Paid plans are SiteSafetyPlan.com’s premium accounts. Pricing per plan can be found here http://sitesafetyplan.com/pricing.html. Each level of SiteSafetyPlan.com’s paid plan includes additional applications and support as stated. Please note that Paid Plan Users will only have access to Applications and Modules included in Users’ specific plans which Users can add to as many projects and as many users as required. New features released, which were not included in the original Plan, will be provided free of charge to each paid plan as determined by SiteSafetyPlan.com.

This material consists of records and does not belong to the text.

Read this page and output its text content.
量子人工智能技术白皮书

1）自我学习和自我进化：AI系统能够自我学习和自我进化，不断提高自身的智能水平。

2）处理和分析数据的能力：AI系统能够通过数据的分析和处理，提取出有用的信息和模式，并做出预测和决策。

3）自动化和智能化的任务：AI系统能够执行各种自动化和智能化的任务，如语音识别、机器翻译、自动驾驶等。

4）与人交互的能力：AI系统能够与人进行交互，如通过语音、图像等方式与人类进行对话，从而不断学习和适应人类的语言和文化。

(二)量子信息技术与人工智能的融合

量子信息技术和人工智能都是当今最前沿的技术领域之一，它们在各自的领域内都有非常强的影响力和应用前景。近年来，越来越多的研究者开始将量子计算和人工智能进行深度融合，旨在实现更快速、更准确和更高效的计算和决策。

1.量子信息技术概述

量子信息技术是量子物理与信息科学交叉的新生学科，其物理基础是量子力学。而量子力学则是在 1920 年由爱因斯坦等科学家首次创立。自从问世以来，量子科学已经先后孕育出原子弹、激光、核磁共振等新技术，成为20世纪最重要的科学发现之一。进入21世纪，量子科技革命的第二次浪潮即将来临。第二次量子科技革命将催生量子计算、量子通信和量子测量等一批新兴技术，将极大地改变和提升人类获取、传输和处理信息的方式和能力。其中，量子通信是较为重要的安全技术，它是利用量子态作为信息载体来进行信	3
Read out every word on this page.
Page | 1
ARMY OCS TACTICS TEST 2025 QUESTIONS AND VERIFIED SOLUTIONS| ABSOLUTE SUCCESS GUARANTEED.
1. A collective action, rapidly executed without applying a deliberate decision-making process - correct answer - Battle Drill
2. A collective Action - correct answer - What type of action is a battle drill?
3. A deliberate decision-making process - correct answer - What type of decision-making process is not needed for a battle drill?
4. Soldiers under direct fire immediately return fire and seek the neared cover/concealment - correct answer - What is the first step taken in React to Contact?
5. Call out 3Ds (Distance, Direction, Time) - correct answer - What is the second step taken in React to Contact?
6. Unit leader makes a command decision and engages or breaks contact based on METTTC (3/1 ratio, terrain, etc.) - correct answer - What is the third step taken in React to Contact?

If you select a Paid Plan, you must provide your current and accurate billing data. A valid Credit Card and Billing information are required to complete the purchase. All payments will be charged in US Dollars. By subscribing to the Monthly Subscription, Users are authorizing SiteSafetyPlan.com to charge their Credit Card during Users’ billing cycle. Paid Plan users will be charged based on the plan pricing and number of Active Users during that month as explained above. A user can update their billing information under their SiteSafetyPlan.com Account to update Credit Card information. User agrees that failure to update billing information will result in continuing to charge the payment method on file. If the Credit Card on file has failed, SiteSafetyPlan.com will notify Users via email. If there continues to be no communication, SiteSafetyPlan.com will continue emailing in 3 days, in 5 days and again in 7 days. If there continues to be no response, SiteSafetyPlan.com will deactivate the account.